The first gay weddings under Argentina’s new family equality law have begun. (These are not the first gay marriages- a handful of couples were able to sneak in by earlier court challenges and sympathetic magistrates, but these at the first to be arranged routinely under national marriage laws. As you see, this was neither a traditional white wedding, nor a quiet affair in the registry office – there were too many reporters and photographers for that description. The couple are an actor and his agent – they will be used to the press, and wont’ object to the publicity.
Buenos Aires, Argentina (CNN) — Two men who have been together for 34 years have become the first couple to obtain a same-sex marriage since it became legal in Argentina on July 15.
Artistic representative Alejandro Vanelli and actor Ernesto Larrese were married in a civil ceremony Friday morning in Buenos Aires, Argentina’s capital.
They wore dark suits and striped blue ties and were surrounded by well-wishers and a throng of reporters, photographers and videographers.
Larrese spoke to his partner — but also to the nation at large.
“To all those who are afraid … those who are homophobic … I tell them, don’t worry; this doesn’t affect you,” Larrese said. “You have nothing to fear. Fear is the opposite of love. Any phobia can be cured with love. There is nothing love cannot cure.
However, the BBC says a different couple got in first, just an hour earlier, in a northern town. Who cares? There will be many, many more.
An architect and a retired office administrator have become the first gay couple to marry in Argentina under a new law legalising same-sex marriages.
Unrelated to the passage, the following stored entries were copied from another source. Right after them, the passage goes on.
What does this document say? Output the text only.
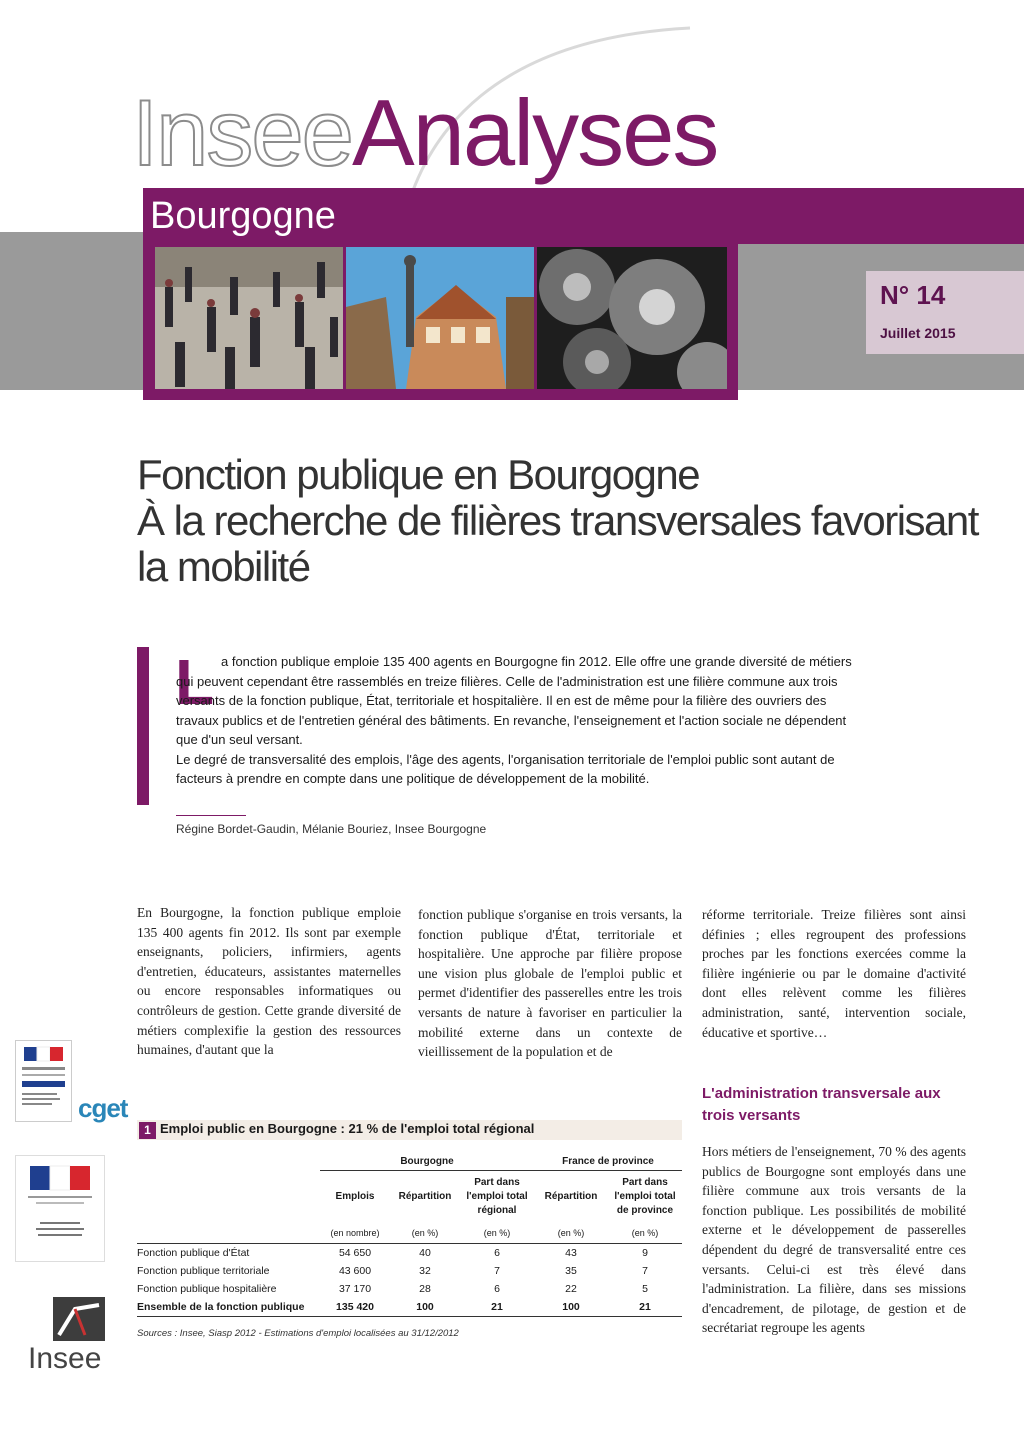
InseeAnalyses
Bourgogne
N° 14
Juillet 2015
Fonction publique en Bourgogne
À la recherche de filières transversales favorisant
la mobilité
L a fonction publique emploie 135 400 agents en Bourgogne fin 2012. Elle offre une grande diversité de métiers qui peuvent cependant être rassemblés en treize filières. Celle de l'administration est une filière commune aux trois versants de la fonction publique, État, territoriale et hospitalière. Il en est de même pour la filière des ouvriers des travaux publics et de l'entretien général des bâtiments. En revanche, l'enseignement et l'action sociale ne dépendent que d'un seul versant.

Le degré de transversalité des emplois, l'âge des agents, l'organisation territoriale de l'emploi public sont autant de facteurs à prendre en compte dans une politique de développement de la mobilité.

Régine Bordet-Gaudin, Mélanie Bouriez, Insee Bourgogne
En Bourgogne, la fonction publique emploie 135 400 agents fin 2012. Ils sont par exemple enseignants, policiers, infirmiers, agents d'entretien, éducateurs, assistantes maternelles ou encore responsables informatiques ou contrôleurs de gestion. Cette grande diversité de métiers complexifie la gestion des ressources humaines, d'autant que la
fonction publique s'organise en trois versants, la fonction publique d'État, territoriale et hospitalière. Une approche par filière propose une vision plus globale de l'emploi public et permet d'identifier des passerelles entre les trois versants de nature à favoriser en particulier la mobilité externe dans un contexte de vieillissement de la population et de
réforme territoriale. Treize filières sont ainsi définies ; elles regroupent des professions proches par les fonctions exercées comme la filière ingénierie ou par le domaine d'activité dont elles relèvent comme les filières administration, santé, intervention sociale, éducative et sportive…
L'administration transversale aux trois versants
Hors métiers de l'enseignement, 70 % des agents publics de Bourgogne sont employés dans une filière commune aux trois versants de la fonction publique. Les possibilités de mobilité externe et le développement de passerelles dépendent du degré de transversalité entre ces versants. Celui-ci est très élevé dans l'administration. La filière, dans ses missions d'encadrement, de pilotage, de gestion et de secrétariat regroupe les agents
1 Emploi public en Bourgogne : 21 % de l'emploi total régional
	Bourgogne			France de province	
	Emplois	Répartition	Part dans l'emploi total régional	Répartition	Part dans l'emploi total de province
	(en nombre)	(en %)	(en %)	(en %)	(en %)
Fonction publique d'État	54 650	40	6	43	9
Fonction publique territoriale	43 600	32	7	35	7
Fonction publique hospitalière	37 170	28	6	22	5
Ensemble de la fonction publique	135 420	100	21	100	21
Sources : Insee, Siasp 2012 - Estimations d'emploi localisées au 31/12/2012
cget
Insee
Miguel Angel Calefato, 65, and Jose Luis Navarro, 54, have lived together for 27 years.
Argentina is the first Latin American country to legalise same-sex marriage.
The law was passed after a long and often bitter campaign and it still faces opposition, most notably from the Roman Catholic Church.
After the early-morning ceremony in the northern town of Frias, Mr Calefato and Mr Navarro promised to hold a big party to thank all who had supported the passage of the law.